Kinda makes one wonder what we have done to our environment the past 100 years or so as caretakers of the Garden of Eden.

Regards,

Dee A. Lusby


----------



## Michael Bush (Aug 2, 2002)

It is true a lot of the endagered ones are small flowers. We wiped out the mason bees, the leaf cutter bees, the alakli bees with the DDT. I have noticed, though, that my pear tree is covered with mason bees and orchard bees, but my honey bees do not seem at all interested. So the smaller bees are making a comeback.


----------



## Dee A. Lusby (Oct 4, 2000)

Michael wrote:
It is true a lot of the endagered ones are small flowers. We wiped out the mason bees, the leaf cutter bees, the alakli bees with the DDT. I have noticed, though, that my pear tree is covered with mason bees and orchard bees, but my honey bees do not seem at all interested. So the smaller bees are making a comeback.

Reply:
This is good you are seeing mason bees and orchard bees there. Each has its own range in nature specific to which they go. If more chemicals, etc were layed off of and more natural controls used it would sure help them all and especially us with a healthy diet. Good to know that honeybees do not control all the fruit crops. They do citrus, good to know that they don't do pears. 

You know any other fruit other bees have to help with?

Regards,

Dee A. Lusby


----------



## Michael Bush (Aug 2, 2002)

Another good sign I see around here is the plethora of lady bugs. Thousands of them in clusters on my cedar trees when it's cold. I think there is not much pesticide used around here or the mason bees and the ladybugs wouldn't be in such supply.
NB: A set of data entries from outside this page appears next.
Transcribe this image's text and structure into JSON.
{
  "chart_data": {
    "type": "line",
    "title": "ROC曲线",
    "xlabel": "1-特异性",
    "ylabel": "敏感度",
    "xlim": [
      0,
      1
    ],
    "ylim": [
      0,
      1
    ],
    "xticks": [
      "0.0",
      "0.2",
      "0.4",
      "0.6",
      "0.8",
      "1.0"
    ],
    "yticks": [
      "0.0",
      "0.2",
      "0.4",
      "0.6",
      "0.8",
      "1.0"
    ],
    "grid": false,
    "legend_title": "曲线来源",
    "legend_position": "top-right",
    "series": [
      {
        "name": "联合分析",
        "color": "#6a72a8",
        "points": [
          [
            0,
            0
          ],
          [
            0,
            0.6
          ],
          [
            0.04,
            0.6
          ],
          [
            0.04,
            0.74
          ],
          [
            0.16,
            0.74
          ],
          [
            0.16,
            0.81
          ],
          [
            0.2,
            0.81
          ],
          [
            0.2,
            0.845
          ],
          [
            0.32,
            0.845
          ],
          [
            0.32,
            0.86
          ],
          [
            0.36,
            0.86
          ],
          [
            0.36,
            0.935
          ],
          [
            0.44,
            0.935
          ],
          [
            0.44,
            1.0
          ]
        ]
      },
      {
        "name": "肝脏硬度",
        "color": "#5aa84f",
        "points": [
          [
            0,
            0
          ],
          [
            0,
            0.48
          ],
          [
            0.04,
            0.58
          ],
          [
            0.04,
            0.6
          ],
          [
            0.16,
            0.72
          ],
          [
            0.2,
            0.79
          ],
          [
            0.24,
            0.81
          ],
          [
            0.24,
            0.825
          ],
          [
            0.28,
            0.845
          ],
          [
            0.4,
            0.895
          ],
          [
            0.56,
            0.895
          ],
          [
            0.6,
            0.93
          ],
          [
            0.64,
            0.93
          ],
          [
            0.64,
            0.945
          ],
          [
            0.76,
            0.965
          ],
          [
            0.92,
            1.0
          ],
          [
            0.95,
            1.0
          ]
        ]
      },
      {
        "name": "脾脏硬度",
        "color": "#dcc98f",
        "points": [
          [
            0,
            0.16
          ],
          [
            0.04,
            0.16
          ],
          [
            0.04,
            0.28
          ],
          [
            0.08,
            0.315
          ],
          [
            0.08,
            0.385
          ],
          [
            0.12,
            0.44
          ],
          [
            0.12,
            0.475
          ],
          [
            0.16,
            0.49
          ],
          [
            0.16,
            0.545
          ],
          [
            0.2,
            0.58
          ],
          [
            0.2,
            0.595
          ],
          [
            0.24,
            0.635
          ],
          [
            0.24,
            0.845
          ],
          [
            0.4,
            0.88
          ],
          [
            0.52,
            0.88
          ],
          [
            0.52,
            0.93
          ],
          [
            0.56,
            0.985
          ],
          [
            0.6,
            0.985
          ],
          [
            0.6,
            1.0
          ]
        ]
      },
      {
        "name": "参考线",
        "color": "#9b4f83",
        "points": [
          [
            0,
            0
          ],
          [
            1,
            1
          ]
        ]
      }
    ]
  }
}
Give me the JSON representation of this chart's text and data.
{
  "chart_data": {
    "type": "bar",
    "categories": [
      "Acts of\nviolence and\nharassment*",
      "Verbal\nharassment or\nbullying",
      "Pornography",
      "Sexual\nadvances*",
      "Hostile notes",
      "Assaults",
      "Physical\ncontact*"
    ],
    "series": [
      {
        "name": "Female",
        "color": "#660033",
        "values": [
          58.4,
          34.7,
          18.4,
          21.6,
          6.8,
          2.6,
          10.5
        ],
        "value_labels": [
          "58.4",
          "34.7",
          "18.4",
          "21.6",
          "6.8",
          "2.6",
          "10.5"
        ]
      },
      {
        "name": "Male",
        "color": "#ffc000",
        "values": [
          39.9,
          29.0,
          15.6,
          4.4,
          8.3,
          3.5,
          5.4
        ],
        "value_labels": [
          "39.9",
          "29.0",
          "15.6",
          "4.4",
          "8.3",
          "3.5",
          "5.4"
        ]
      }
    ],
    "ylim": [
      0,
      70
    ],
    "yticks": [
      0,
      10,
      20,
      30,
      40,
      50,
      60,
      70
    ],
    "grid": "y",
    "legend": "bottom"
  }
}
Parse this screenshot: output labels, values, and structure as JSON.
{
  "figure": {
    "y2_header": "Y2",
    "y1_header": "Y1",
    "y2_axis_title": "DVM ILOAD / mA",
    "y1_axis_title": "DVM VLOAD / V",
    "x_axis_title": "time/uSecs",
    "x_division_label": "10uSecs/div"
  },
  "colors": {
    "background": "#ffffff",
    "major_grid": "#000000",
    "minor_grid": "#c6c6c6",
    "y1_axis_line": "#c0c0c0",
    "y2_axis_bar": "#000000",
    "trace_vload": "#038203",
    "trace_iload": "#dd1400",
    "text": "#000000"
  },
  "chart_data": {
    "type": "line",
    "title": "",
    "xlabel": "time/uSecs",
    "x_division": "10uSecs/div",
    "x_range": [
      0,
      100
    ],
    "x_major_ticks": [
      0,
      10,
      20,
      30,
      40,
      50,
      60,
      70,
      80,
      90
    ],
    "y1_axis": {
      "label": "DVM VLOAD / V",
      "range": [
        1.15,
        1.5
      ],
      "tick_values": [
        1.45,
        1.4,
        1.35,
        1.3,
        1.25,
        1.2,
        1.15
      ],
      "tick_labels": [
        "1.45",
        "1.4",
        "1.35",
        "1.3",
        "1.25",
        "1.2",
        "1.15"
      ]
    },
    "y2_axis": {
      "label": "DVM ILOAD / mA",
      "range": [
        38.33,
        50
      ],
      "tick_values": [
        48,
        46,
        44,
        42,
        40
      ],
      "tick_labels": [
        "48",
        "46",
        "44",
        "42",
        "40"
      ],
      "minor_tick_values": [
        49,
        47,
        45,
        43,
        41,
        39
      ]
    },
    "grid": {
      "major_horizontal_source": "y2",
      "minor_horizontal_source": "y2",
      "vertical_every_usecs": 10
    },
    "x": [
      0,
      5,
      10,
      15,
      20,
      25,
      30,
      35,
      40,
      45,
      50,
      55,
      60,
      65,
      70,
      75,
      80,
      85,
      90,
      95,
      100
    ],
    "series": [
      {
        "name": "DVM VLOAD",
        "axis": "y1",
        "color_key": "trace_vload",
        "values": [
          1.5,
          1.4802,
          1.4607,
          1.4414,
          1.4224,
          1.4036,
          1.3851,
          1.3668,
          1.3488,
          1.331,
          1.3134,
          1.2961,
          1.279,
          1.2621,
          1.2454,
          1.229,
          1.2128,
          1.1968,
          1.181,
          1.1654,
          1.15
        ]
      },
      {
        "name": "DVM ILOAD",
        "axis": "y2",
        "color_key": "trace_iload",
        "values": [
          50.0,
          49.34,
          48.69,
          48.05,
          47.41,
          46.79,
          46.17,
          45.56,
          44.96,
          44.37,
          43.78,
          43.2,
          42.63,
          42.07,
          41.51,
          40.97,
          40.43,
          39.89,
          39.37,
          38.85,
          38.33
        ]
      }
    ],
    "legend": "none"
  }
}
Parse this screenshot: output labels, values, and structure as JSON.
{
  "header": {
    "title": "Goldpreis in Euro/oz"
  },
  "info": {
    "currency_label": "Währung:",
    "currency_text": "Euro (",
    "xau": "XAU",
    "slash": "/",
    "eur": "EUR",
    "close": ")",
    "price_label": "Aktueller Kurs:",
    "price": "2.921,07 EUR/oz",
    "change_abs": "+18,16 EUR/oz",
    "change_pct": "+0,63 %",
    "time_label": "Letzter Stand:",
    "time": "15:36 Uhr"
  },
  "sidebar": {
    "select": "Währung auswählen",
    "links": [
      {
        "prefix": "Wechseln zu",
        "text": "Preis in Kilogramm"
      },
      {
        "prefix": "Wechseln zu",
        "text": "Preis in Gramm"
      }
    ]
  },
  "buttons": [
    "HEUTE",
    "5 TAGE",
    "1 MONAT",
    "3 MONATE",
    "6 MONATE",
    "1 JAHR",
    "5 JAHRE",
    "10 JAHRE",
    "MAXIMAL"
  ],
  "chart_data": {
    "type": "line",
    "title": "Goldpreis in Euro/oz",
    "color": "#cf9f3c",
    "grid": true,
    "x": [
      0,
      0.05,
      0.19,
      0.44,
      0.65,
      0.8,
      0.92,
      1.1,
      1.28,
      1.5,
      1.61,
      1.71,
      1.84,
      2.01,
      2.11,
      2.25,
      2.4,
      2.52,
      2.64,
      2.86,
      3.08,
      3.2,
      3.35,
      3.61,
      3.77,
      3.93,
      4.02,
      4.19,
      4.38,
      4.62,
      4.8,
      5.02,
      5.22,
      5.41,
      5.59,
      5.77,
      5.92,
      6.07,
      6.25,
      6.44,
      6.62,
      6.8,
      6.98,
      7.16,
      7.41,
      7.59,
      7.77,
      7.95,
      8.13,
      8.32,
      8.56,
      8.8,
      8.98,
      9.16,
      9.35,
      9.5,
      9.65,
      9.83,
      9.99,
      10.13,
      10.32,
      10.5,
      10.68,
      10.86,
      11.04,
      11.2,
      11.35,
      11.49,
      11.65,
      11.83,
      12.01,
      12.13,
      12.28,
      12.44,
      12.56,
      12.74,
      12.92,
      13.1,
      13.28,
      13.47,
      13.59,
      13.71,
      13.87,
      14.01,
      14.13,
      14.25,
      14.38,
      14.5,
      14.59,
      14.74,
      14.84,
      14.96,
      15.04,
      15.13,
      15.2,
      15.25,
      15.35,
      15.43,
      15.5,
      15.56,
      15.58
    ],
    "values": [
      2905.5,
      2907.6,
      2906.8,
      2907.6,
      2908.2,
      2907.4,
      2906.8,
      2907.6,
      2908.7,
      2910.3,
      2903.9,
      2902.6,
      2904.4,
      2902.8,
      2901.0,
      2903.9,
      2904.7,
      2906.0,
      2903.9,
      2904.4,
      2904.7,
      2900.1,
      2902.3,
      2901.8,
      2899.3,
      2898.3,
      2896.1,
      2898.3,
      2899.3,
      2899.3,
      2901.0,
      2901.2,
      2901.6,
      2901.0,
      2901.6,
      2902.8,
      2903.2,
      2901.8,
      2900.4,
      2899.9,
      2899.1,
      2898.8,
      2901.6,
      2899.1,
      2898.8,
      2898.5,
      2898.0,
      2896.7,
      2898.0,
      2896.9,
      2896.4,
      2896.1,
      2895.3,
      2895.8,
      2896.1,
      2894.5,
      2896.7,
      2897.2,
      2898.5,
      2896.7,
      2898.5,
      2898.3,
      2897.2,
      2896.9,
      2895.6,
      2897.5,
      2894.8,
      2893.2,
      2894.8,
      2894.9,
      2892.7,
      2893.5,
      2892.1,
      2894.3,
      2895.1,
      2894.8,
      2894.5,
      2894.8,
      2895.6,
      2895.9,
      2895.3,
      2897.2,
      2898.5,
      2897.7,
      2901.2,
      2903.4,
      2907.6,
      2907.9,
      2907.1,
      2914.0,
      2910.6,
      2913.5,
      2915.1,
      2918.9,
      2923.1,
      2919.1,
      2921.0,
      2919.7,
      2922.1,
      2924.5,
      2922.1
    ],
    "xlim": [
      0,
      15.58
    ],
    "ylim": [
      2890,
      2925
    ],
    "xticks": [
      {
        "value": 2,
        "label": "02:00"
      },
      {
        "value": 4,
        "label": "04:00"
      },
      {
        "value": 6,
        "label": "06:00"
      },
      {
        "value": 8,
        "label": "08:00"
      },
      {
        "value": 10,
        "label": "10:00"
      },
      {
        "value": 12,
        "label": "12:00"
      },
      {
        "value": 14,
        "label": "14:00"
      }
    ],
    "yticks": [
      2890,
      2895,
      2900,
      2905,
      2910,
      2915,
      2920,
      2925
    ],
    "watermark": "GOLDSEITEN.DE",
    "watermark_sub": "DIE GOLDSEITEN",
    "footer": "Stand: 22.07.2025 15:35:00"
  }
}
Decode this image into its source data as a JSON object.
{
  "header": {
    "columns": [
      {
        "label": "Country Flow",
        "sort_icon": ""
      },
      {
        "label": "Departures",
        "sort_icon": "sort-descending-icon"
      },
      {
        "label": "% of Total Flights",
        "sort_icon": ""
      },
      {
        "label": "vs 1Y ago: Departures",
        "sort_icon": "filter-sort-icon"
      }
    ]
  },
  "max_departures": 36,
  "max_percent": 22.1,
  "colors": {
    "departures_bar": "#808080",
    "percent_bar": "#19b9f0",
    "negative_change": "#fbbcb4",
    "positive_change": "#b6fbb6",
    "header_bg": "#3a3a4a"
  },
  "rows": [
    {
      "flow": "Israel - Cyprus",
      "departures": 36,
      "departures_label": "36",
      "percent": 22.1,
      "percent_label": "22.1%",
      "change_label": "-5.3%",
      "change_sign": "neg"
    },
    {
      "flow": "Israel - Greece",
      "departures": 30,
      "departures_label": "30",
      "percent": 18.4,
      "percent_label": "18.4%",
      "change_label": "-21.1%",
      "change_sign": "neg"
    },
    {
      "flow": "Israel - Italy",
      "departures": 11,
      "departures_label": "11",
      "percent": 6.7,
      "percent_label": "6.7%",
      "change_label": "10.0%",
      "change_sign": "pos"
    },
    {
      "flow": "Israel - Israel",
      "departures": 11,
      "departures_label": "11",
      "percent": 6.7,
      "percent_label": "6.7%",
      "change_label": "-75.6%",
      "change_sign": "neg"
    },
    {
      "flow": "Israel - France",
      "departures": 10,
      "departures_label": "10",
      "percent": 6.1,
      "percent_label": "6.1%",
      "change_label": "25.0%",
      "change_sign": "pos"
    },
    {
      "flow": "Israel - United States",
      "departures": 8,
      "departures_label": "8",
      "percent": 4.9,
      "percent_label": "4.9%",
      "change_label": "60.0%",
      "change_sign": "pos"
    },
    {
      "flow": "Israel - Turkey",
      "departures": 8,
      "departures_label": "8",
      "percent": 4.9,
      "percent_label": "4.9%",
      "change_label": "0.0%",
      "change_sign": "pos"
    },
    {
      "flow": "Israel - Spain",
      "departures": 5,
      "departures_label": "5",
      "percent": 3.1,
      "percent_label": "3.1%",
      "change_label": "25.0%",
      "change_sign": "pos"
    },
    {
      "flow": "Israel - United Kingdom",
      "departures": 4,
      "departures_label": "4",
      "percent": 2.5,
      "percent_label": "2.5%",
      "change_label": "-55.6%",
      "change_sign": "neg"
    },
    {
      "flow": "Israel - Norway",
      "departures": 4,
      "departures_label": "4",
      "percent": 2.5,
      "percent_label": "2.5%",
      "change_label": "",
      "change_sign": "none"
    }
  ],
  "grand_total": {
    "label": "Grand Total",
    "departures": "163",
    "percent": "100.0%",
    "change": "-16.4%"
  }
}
I have seen my honey bees work the pears in the past. They just arrived here (and are right next to the tree) but must have found something more lucrative.

I think it would be fun to get some boards and raise the mason bees and rent them to the orchards near here.


----------



## Robert Brenchley (Apr 23, 2000)

Its really easy to encourage mason bees. Two years ago I put up a nester and a single female filled five tubes. Last year I had them all over the place, and thirty tubes were filled. This year they're just hatching out now. I believe parasites can become a problem, but its encouraging so far.


----------